Grunge left Gen13 to found the Power Team
Freaking shave already!
oop, story over. Everyone out.
Fuck your goddam soul patch.
Worse face hair choice of the 90s.
Soul patch idiot
Flavor saver
Grow a beard or at least commit to mutton chops.
It takes less than 15 minutes to shave!
Wolverine committed to mutton chops and you dont see him complaining!
I used to call them chin pussies because it looked like the "landing strip" some women leave when they shave everything else.
Just deliver a full whiny monologue about how much your life sucks as you shave
They drop the Cardinal off at the airport and time for the strip club!
It's one of the least comfortable parts of the face to have hair! You are choosing this!
The End
Good fucking god.
hahahaha
And now the orgy begins
THAT would have been interesting
Wow that was fucking amazing
Grunge, are you even old enough to get INTO a titty bar?
@gellaho dang, bro. This was a hurtful one
I don't think I'll ever feel insecure about my writing again.
Also..........Grunge.......you're in Nevada.
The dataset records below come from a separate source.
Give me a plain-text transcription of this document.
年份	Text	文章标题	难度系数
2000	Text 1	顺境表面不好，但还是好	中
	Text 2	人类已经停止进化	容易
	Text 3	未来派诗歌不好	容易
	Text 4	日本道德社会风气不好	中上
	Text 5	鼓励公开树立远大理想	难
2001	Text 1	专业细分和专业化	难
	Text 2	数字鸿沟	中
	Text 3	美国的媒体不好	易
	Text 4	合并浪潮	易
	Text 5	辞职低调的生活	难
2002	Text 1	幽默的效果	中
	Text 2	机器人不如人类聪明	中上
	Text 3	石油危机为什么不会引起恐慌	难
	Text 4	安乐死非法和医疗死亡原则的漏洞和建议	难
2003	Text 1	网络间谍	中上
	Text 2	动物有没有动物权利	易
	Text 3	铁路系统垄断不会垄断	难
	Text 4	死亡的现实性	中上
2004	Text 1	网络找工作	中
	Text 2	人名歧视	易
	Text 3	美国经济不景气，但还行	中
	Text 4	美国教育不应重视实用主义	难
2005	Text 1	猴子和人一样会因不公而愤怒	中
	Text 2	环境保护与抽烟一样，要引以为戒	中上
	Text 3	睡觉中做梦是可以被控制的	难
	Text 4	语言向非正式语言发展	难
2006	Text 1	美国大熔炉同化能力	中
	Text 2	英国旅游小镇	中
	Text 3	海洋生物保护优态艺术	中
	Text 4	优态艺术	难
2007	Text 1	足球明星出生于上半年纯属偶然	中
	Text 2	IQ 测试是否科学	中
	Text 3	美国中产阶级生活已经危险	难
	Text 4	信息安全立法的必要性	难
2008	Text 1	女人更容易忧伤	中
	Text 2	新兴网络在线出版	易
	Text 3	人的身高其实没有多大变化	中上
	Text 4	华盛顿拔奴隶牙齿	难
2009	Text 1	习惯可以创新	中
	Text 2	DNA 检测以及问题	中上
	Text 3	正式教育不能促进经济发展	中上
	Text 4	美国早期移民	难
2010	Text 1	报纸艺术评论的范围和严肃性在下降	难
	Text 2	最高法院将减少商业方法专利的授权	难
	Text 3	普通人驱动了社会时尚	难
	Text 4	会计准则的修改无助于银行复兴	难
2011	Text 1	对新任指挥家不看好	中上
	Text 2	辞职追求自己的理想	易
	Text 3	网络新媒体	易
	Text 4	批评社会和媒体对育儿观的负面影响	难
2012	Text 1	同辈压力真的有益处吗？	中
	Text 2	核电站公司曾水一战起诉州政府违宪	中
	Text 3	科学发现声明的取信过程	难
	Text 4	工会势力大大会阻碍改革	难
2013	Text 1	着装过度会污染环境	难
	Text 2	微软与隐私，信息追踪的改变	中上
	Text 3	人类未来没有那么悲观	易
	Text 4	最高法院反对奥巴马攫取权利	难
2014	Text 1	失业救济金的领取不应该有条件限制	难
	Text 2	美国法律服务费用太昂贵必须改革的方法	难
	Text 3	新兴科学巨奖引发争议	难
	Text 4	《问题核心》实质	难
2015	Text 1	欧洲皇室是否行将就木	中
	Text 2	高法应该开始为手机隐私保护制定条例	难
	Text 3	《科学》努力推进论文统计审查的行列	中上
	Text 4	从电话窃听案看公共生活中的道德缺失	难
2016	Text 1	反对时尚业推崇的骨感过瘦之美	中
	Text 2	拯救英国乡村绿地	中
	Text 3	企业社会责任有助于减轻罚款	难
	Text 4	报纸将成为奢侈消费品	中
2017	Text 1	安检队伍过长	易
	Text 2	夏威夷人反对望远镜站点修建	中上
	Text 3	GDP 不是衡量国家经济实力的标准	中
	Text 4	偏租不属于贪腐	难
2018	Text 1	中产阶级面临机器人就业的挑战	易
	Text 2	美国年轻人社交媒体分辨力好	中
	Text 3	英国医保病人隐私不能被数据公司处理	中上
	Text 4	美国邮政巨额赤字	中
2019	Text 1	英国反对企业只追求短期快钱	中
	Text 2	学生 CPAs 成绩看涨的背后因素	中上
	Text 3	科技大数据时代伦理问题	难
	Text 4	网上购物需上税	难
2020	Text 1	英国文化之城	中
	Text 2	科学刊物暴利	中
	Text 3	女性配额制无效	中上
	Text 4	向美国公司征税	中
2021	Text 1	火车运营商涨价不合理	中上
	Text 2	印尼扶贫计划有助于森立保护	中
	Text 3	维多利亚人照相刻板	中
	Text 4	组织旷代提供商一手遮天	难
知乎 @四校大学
You can go to a brothel.
That was a rough one. Good work, hotdoggers.
Excellent work, cage team!
Great riffing, everyone!
Thank you @gellaho !
Thanks, @gellaho !
Baffling a work of art thank you @gellaho
Wow
Thanks @gellaho
Now a palate cleanser in #doomed
Captain Marvel part 3!
I'm glad to be given this proof I was right to think Gen13 was a stupid comic for booger eaters.
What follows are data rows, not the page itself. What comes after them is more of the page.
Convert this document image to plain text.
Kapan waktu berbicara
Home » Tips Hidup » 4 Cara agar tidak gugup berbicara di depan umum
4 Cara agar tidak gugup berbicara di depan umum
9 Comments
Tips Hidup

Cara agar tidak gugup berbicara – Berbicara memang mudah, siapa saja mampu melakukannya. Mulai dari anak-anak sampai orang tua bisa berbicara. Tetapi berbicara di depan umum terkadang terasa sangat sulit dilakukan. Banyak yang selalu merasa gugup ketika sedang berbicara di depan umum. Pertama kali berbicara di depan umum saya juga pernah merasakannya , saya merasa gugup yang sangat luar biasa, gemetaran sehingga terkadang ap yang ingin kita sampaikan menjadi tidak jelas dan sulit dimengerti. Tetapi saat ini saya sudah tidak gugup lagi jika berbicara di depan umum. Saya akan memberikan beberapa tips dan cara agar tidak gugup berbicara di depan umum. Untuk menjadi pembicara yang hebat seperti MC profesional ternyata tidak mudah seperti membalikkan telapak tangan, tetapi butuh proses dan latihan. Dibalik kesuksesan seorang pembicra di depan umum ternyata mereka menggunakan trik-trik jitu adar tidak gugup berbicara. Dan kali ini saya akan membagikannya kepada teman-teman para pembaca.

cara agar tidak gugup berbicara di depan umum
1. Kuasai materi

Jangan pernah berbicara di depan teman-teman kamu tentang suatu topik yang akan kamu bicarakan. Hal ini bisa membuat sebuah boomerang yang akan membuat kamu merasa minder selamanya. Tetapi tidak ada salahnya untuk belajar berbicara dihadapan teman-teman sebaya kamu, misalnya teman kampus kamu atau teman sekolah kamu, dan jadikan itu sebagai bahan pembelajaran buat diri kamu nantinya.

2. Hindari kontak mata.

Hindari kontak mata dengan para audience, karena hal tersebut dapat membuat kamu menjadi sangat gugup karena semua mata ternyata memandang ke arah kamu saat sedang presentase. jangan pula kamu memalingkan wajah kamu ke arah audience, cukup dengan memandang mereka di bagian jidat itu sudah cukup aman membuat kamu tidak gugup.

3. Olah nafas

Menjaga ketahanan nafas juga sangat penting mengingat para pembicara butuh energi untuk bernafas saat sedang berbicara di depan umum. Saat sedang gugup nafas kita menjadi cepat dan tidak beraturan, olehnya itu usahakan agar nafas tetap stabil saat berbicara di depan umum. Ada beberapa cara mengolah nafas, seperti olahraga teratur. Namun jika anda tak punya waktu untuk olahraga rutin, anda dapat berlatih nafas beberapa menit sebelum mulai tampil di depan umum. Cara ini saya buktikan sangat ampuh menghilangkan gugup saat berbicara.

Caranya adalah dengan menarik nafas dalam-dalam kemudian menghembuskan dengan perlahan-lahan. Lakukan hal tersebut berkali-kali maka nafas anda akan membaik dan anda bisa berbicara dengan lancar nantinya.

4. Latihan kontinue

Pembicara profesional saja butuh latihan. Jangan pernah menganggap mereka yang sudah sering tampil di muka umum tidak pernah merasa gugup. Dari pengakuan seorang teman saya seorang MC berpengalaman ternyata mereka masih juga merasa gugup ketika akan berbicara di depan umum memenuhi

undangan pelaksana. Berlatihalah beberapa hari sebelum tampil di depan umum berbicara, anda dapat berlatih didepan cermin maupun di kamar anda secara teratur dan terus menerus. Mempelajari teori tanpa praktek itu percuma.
We have defeated Gen¹³: Netherwar
gimme a second, I really have to use the bathroom!
We did it!
I can't remember a book more worthy of book jail.
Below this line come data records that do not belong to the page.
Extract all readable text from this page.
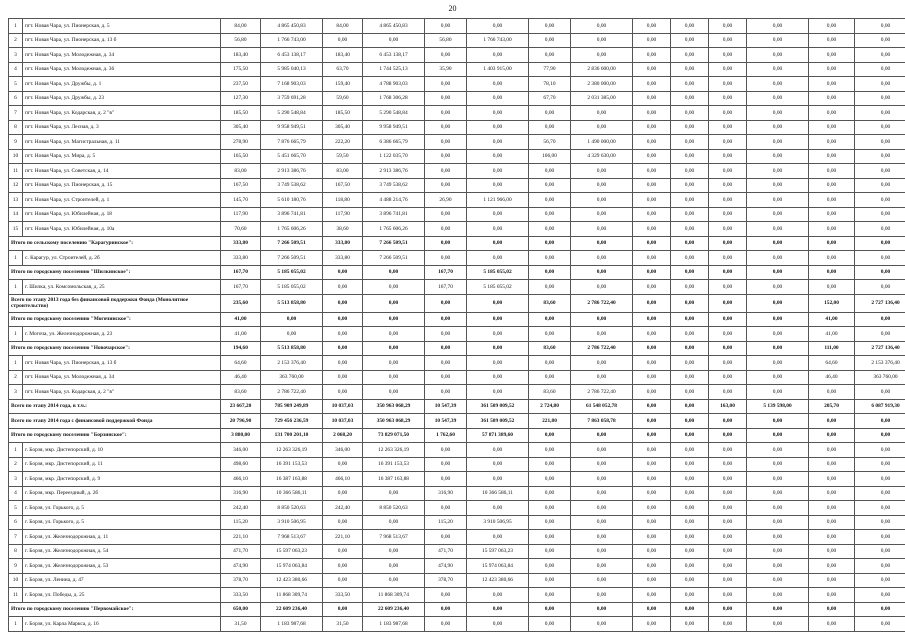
20
1	пгт. Новая Чара, ул. Пионерская, д. 5	84,00	4 865 450,83	84,00	4 865 450,83	0,00	0,00	0,00	0,00	0,00	0,00	0,00	0,00	0,00	0,00
2	пгт. Новая Чара, ул. Пионерская, д. 13 б	56,80	1 766 743,00	0,00	0,00	56,80	1 766 743,00	0,00	0,00	0,00	0,00	0,00	0,00	0,00	0,00
3	пгт. Новая Чара, ул. Молодежная, д. 34	183,40	6 453 138,17	183,40	6 453 138,17	0,00	0,00	0,00	0,00	0,00	0,00	0,00	0,00	0,00	0,00
4	пгт. Новая Чара, ул. Молодежная, д. 36	175,50	5 985 040,13	63,70	1 744 525,13	35,90	1 403 915,00	77,90	2 836 600,00	0,00	0,00	0,00	0,00	0,00	0,00
5	пгт. Новая Чара, ул. Дружбы, д. 1	237,50	7 168 903,03	159,40	4 788 903,03	0,00	0,00	78,10	2 380 000,00	0,00	0,00	0,00	0,00	0,00	0,00
6	пгт. Новая Чара, ул. Дружбы, д. 23	127,30	3 759 691,28	59,60	1 768 306,28	0,00	0,00	67,70	2 031 385,00	0,00	0,00	0,00	0,00	0,00	0,00
7	пгт. Новая Чара, ул. Кодарская, д. 2 "в"	185,50	5 290 548,84	185,50	5 290 548,84	0,00	0,00	0,00	0,00	0,00	0,00	0,00	0,00	0,00	0,00
8	пгт. Новая Чара, ул. Лесная, д. 3	305,40	9 958 949,51	305,40	9 958 949,51	0,00	0,00	0,00	0,00	0,00	0,00	0,00	0,00	0,00	0,00
9	пгт. Новая Чара, ул. Магистральная, д. 11	278,90	7 876 665,79	222,20	6 386 665,79	0,00	0,00	56,70	1 490 000,00	0,00	0,00	0,00	0,00	0,00	0,00
10	пгт. Новая Чара, ул. Мира, д. 5	165,50	5 451 665,70	59,50	1 122 035,70	0,00	0,00	106,00	4 329 630,00	0,00	0,00	0,00	0,00	0,00	0,00
11	пгт. Новая Чара, ул. Советская, д. 14	83,00	2 913 386,76	83,00	2 913 386,76	0,00	0,00	0,00	0,00	0,00	0,00	0,00	0,00	0,00	0,00
12	пгт. Новая Чара, ул. Пионерская, д. 15	167,50	3 749 538,62	167,50	3 749 538,62	0,00	0,00	0,00	0,00	0,00	0,00	0,00	0,00	0,00	0,00
13	пгт. Новая Чара, ул. Строителей, д. 1	145,70	5 610 180,76	118,80	4 488 214,76	26,90	1 121 966,00	0,00	0,00	0,00	0,00	0,00	0,00	0,00	0,00
14	пгт. Новая Чара, ул. Юбилейная, д. 18	117,90	3 896 741,81	117,90	3 896 741,81	0,00	0,00	0,00	0,00	0,00	0,00	0,00	0,00	0,00	0,00
15	пгт. Новая Чара, ул. Юбилейная, д. 10а	70,60	1 765 606,26	38,60	1 765 606,26	0,00	0,00	0,00	0,00	0,00	0,00	0,00	0,00	0,00	0,00
Итого по сельскому поселению "Карагуринское":		333,80	7 266 509,51	333,80	7 266 509,51	0,00	0,00	0,00	0,00	0,00	0,00	0,00	0,00	0,00	0,00
1	с. Карагур, ул. Строителей, д. 2б	333,80	7 266 509,51	333,80	7 266 509,51	0,00	0,00	0,00	0,00	0,00	0,00	0,00	0,00	0,00	0,00
Итого по городскому поселению "Шилкинское":		167,70	5 185 055,02	0,00	0,00	167,70	5 185 055,02	0,00	0,00	0,00	0,00	0,00	0,00	0,00	0,00
1	г. Шилка, ул. Комсомольская, д. 25	167,70	5 185 055,02	0,00	0,00	167,70	5 185 055,02	0,00	0,00	0,00	0,00	0,00	0,00	0,00	0,00
Всего по этапу 2013 года без финансовой поддержки Фонда (Монолитное строительство)		235,60	5 513 858,80	0,00	0,00	0,00	0,00	83,60	2 786 722,40	0,00	0,00	0,00	0,00	152,00	2 727 136,40
Итого по городскому поселению "Могочинское":		41,00	0,00	0,00	0,00	0,00	0,00	0,00	0,00	0,00	0,00	0,00	0,00	41,00	0,00
1	г. Могоча, ул. Железнодорожная, д. 23	41,00	0,00	0,00	0,00	0,00	0,00	0,00	0,00	0,00	0,00	0,00	0,00	41,00	0,00
Итого по городскому поселению "Новочарское":		194,60	5 513 858,80	0,00	0,00	0,00	0,00	83,60	2 786 722,40	0,00	0,00	0,00	0,00	111,00	2 727 136,40
1	пгт. Новая Чара, ул. Пионерская, д. 13 б	64,60	2 153 376,40	0,00	0,00	0,00	0,00	0,00	0,00	0,00	0,00	0,00	0,00	64,60	2 153 376,40
2	пгт. Новая Чара, ул. Молодежная, д. 34	46,40	363 760,00	0,00	0,00	0,00	0,00	0,00	0,00	0,00	0,00	0,00	0,00	46,40	363 760,00
3	пгт. Новая Чара, ул. Кодарская, д. 2 "в"	83,60	2 786 722,40	0,00	0,00	0,00	0,00	83,60	2 786 722,40	0,00	0,00	0,00	0,00	0,00	0,00
Всего по этапу 2014 года, в т.ч.:		23 667,20	785 909 249,89	10 037,03	350 963 068,29	10 547,39	361 509 009,52	2 724,80	61 548 052,78	0,00	0,00	163,00	5 139 598,00	205,70	6 087 919,30
Всего по этапу 2014 года с финансовой поддержкой Фонда		20 796,90	729 456 236,59	10 037,03	350 963 068,29	10 547,39	361 509 009,52	221,80	7 863 058,78	0,00	0,00	0,00	0,00	0,00	0,00
Итого по городскому поселению "Борзинское":		3 880,00	131 700 201,10	2 068,20	73 829 071,50	1 762,60	57 871 389,60	0,00	0,00	0,00	0,00	0,00	0,00	0,00	0,00
1	г. Борзя, мкр. Дистепорский, д. 10	346,00	12 263 326,19	346,00	12 263 326,19	0,00	0,00	0,00	0,00	0,00	0,00	0,00	0,00	0,00	0,00
2	г. Борзя, мкр. Дистепорский, д. 11	498,60	16 391 153,53	0,00	16 391 153,53	0,00	0,00	0,00	0,00	0,00	0,00	0,00	0,00	0,00	0,00
3	г. Борзя, мкр. Дистепорский, д. 9	466,10	16 387 163,88	466,10	16 387 163,88	0,00	0,00	0,00	0,00	0,00	0,00	0,00	0,00	0,00	0,00
4	г. Борзя, мкр. Переездный, д. 2б	316,90	10 366 586,11	0,00	0,00	316,90	10 366 586,11	0,00	0,00	0,00	0,00	0,00	0,00	0,00	0,00
5	г. Борзя, ул. Горького, д. 5	242,40	8 850 520,63	242,40	8 850 520,63	0,00	0,00	0,00	0,00	0,00	0,00	0,00	0,00	0,00	0,00
6	г. Борзя, ул. Горького, д. 5	115,20	3 910 506,95	0,00	0,00	115,20	3 910 506,95	0,00	0,00	0,00	0,00	0,00	0,00	0,00	0,00
7	г. Борзя, ул. Железнодорожная, д. 11	221,10	7 968 513,67	221,10	7 968 513,67	0,00	0,00	0,00	0,00	0,00	0,00	0,00	0,00	0,00	0,00
8	г. Борзя, ул. Железнодорожная, д. 54	471,70	15 597 063,23	0,00	0,00	471,70	15 597 063,23	0,00	0,00	0,00	0,00	0,00	0,00	0,00	0,00
9	г. Борзя, ул. Железнодорожная, д. 53	474,90	15 974 063,84	0,00	0,00	474,90	15 974 063,84	0,00	0,00	0,00	0,00	0,00	0,00	0,00	0,00
10	г. Борзя, ул. Ленина, д. 47	378,70	12 423 380,66	0,00	0,00	378,70	12 423 380,66	0,00	0,00	0,00	0,00	0,00	0,00	0,00	0,00
11	г. Борзя, ул. Победы, д. 25	333,50	11 868 309,74	333,50	11 868 309,74	0,00	0,00	0,00	0,00	0,00	0,00	0,00	0,00	0,00	0,00
Итого по городскому поселению "Первомайское":		650,00	22 609 236,40	0,00	22 609 236,40	0,00	0,00	0,00	0,00	0,00	0,00	0,00	0,00	0,00	0,00
1	г. Борзя, ул. Карла Маркса, д. 16	31,50	1 183 987,68	31,50	1 183 987,68	0,00	0,00	0,00	0,00	0,00	0,00	0,00	0,00	0,00	0,00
Before you toss this book into the cage who did the interior art @gellaho ?
Human anatomy is my passion
A force that would quell Hell itself. I call my power...my CURSE..the Mojo.
The GEL13 is amazing
Nice
Seriously, thank you @gellaho
Agent called it! Nice!
Fucking lock this book up and throw away the key, Warden
So concludes the 87th Edition of The Book Cage
Book Cage is always a highlight of the week
May your holy artifacts never be soiled by Grunge
And shave!
Have a great night, hotdoggers! See you tomorrow!
Holy mackerel that was a ride.
But that idiot priest delivered us all.
So does grunge only listen to Creed now?
I need a shower after reading about Grunge.
seven straight pages of medieval litigation.
Grunge became the lips of God and immediately approved of sex work. The matter is settled.
Or the trachea, I dunno.
Speaking of superheroes with attitude, highly recommend y'all check out James Robinson's Starman series if you haven't already. Extremely good comic
I was more irritated by the 100 pages of fighting in the back of a casino
It was endless and repetitive. You have no idea
I genuinely cannot imagine what firsthand exposure to prose this bad must be like if the snapshots we got were already that painful.
This was sold! In stores! For money!
The mind boggles.
At least the characters changed and the bad lady didn't get away
Oh wait
That was all entirely pointless
I am completely sincere when I say the thought of a 500-year-old Hans Moleman mumbling incessantly about shit even historians speed-run to a group of half-clothed college freshmen who are assholes by design is the good comedy I come here for.
You can't get that good kind of weirdness from the Hardys. Truly bonkers.
Then they tried to turn the priest into a bad guy, but just dropped him off at the airport so why even bother writing that. Other than the pointless stakes raising at the end
I assess that sequence at .654 Morans.